About 10 years ago, massive parallel processing (MPP) databases and data warehouse appliances were starting to gain attention because of their fast performance and lower cost compared to Teradata.  Data was automatically replicated and disks or nodes could easily be swapped out if there was a hardware failure.  If your data pushed the capacity of the appliance, it could be extended, or a bigger model purchased.  I partnered with Netezza 7 years ago and was very impressed by the performance of their technology at the time.  I bumped into a Netezza user at a conference recently who shared my appreciation for the product, but then added that license costs had doubled after the company was acquired by IBM.  Being acquired was not unique to Netezza.  Here’s a brief timeline of MPP M&A:

2008

  • DATAllegro is acquired by Microsoft in 2008 and rebranded SQL Server Parallel Data Warehouse.

2009

  • Oracle releases its first version of Exadata in conjunction with HP.

2010

  • Netezza is acquired by IBM
  • Greenplum is acquired by EMC and is now part of their Pivotal big data initiative.
  • SybaseIQ is acquired by SAP

2011

  • Aster Data Systems is acquired by Teradata
  • HP retires its homegrown Neoview line in 2011
  • Oracle announces that Exadata will use Sun-based hardware (acquired in 2010)
  • Vertica is acquired by HP

2013

  • ParAccel is acquired by Actian

Some of these use proprietary hardware, while others can be run over a cluster of commodity servers.  In 2012, Amazon chose ParAccel to be the underpinnings behind its RedShift MPP service which manages all the administration behind the scenes and provides the service at $1,000 per terabyte.  There seems to be a bit of an overlap between Hadoop and MPP databases and a common pattern is emerging with Hadoop handling the batch ETL and the MPP database acting as a cache for user queries.  Every vendor is scrambling to tell their own story as to how their MPP database lives in harmony with Hadoop.  I haven’t heard of a new entrant into the MPP appliance space in years.  However, Hadoop appliances are now on the scene from many of the same vendors that acquired the MPP upstarts, and even a few high performance computing manufacturers such as Cray and SGI.  This recent article from InformationWeek does a good job of describing the landscape.

The trend of both Big Data and Cloud Computing is to spend money on lots of cheaper commodity machines, rather than on proprietary hardware.  These cheaper commodity machines, don’t need to be requisitioned and purchased with upfront costs if they are part of a public cloud.  If you want to do a proof of concept, just purchase compute and storage on demand.  HDFS is more than capable of scaling to petabytes of data, and there is increased focus in running SQL like queries against it.  The Apache Spark project seeks to leverage the resources of a commodity cluster to distribute resilient datasets in memory.  Before mapping out a space in your data center for that shiny new piece of expensive hardware, you might want to see how far you can get on commodity boxes.  There will always be a space for specialty hardware for special situations, but is your Big Data use case really that special compared to the common use cases?

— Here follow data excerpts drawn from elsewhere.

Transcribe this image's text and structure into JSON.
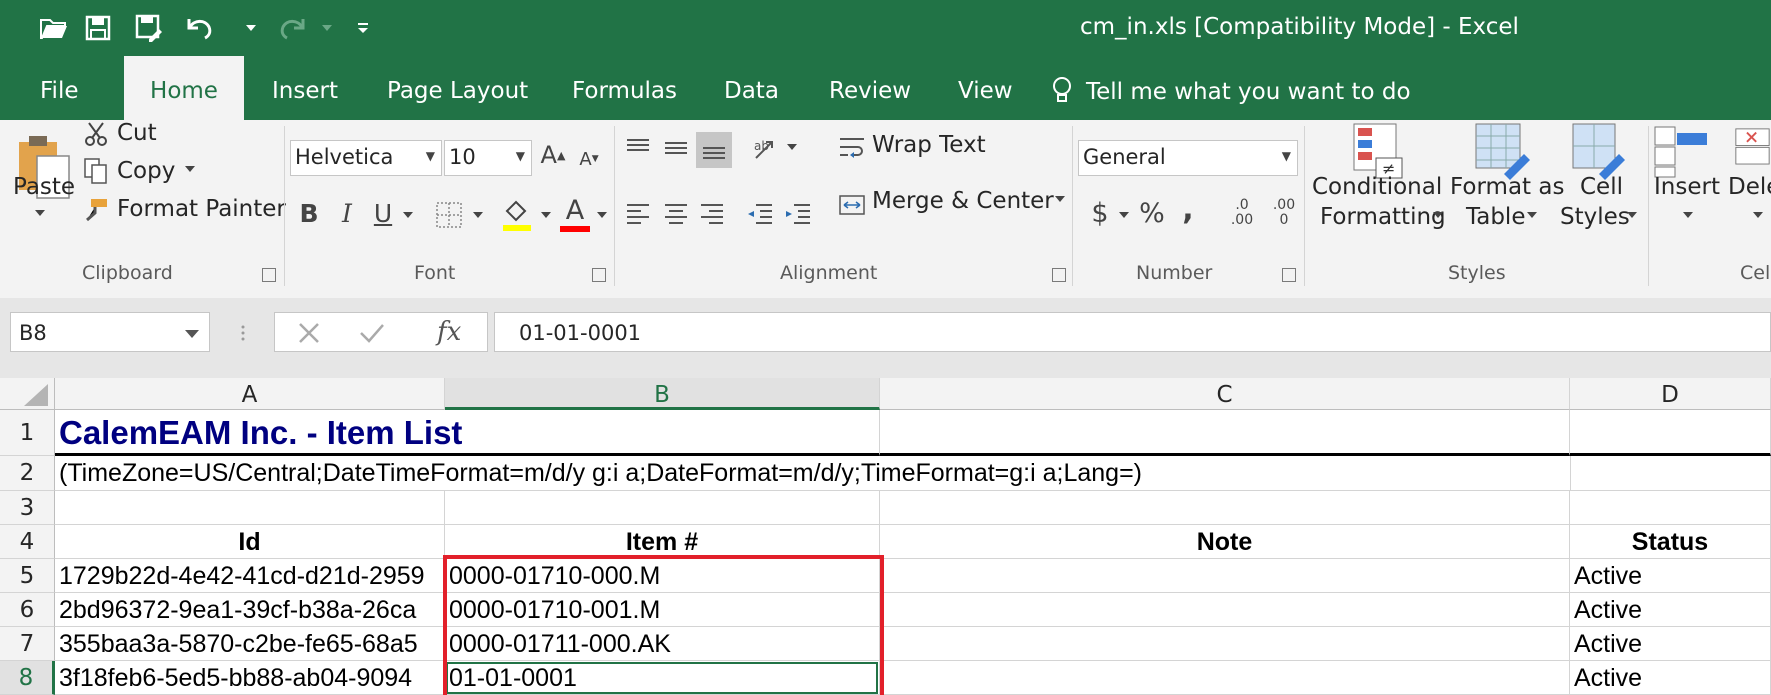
{
  "window": {
    "title": "cm_in.xls  [Compatibility Mode]  -  Excel"
  },
  "quick_access": [
    "open-icon",
    "save-icon",
    "save-as-icon",
    "undo-icon",
    "redo-icon",
    "customize-qat-icon"
  ],
  "tabs": [
    {
      "label": "File"
    },
    {
      "label": "Home"
    },
    {
      "label": "Insert"
    },
    {
      "label": "Page Layout"
    },
    {
      "label": "Formulas"
    },
    {
      "label": "Data"
    },
    {
      "label": "Review"
    },
    {
      "label": "View"
    }
  ],
  "tell_me": "Tell me what you want to do",
  "ribbon": {
    "clipboard": {
      "paste": "Paste",
      "cut": "Cut",
      "copy": "Copy",
      "format_painter": "Format Painter",
      "label": "Clipboard"
    },
    "font": {
      "name": "Helvetica",
      "size": "10",
      "label": "Font",
      "bold": "B",
      "italic": "I",
      "underline": "U",
      "font_color_glyph": "A",
      "fill_color": "#ffff00",
      "font_color": "#ff0000"
    },
    "alignment": {
      "wrap_text": "Wrap Text",
      "merge_center": "Merge & Center",
      "label": "Alignment"
    },
    "number": {
      "format": "General",
      "currency": "$",
      "percent": "%",
      "comma": ",",
      "label": "Number",
      "increase_decimal_top": ".0",
      "increase_decimal_bottom": ".00",
      "decrease_decimal_top": ".00",
      "decrease_decimal_bottom": "0"
    },
    "styles": {
      "conditional_1": "Conditional",
      "conditional_2": "Formatting",
      "table_1": "Format as",
      "table_2": "Table",
      "cell_1": "Cell",
      "cell_2": "Styles",
      "label": "Styles"
    },
    "cells": {
      "insert": "Insert",
      "delete": "Dele",
      "label": "Cel"
    }
  },
  "formula_bar": {
    "name_box": "B8",
    "fx": "fx",
    "value": "01-01-0001"
  },
  "columns": [
    {
      "label": "A",
      "selected": false
    },
    {
      "label": "B",
      "selected": true
    },
    {
      "label": "C",
      "selected": false
    },
    {
      "label": "D",
      "selected": false
    }
  ],
  "rows": [
    {
      "num": "1",
      "A": "CalemEAM Inc. - Item List",
      "B": "",
      "C": "",
      "D": ""
    },
    {
      "num": "2",
      "A": "(TimeZone=US/Central;DateTimeFormat=m/d/y g:i a;DateFormat=m/d/y;TimeFormat=g:i a;Lang=)",
      "B": "",
      "C": "",
      "D": ""
    },
    {
      "num": "3",
      "A": "",
      "B": "",
      "C": "",
      "D": ""
    },
    {
      "num": "4",
      "A": "Id",
      "B": "Item #",
      "C": "Note",
      "D": "Status"
    },
    {
      "num": "5",
      "A": "1729b22d-4e42-41cd-d21d-2959",
      "B": "0000-01710-000.M",
      "C": "",
      "D": "Active"
    },
    {
      "num": "6",
      "A": "2bd96372-9ea1-39cf-b38a-26ca",
      "B": "0000-01710-001.M",
      "C": "",
      "D": "Active"
    },
    {
      "num": "7",
      "A": "355baa3a-5870-c2be-fe65-68a5",
      "B": "0000-01711-000.AK",
      "C": "",
      "D": "Active"
    },
    {
      "num": "8",
      "A": "3f18feb6-5ed5-bb88-ab04-9094",
      "B": "01-01-0001",
      "C": "",
      "D": "Active"
    }
  ],
  "selected_cell": "B8",
  "highlight_color": "#e2202a",
  "accent": "#217346"
}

Mark Twain was not ill-informed about the trends in publishing.  He had been in and around the industry since he was a teenager, and the Paige Compositor was headed in the right direction of setting type one line at a time.  He just happened to bet on the wrong hardware.  The Linotype machine began taking orders 3 years prior to the Paige Compositor and had locked up the market with its simpler design and exceeding durability.  After 17 years of investment, it cannot be said that Mark Twain was not a patient man.  I think we can all agree that he would have made a better blogger than venture capitalist.  He is quoted with having learned two lessons from the experience: “not to invest when you can’t afford to, and not to invest when you can.”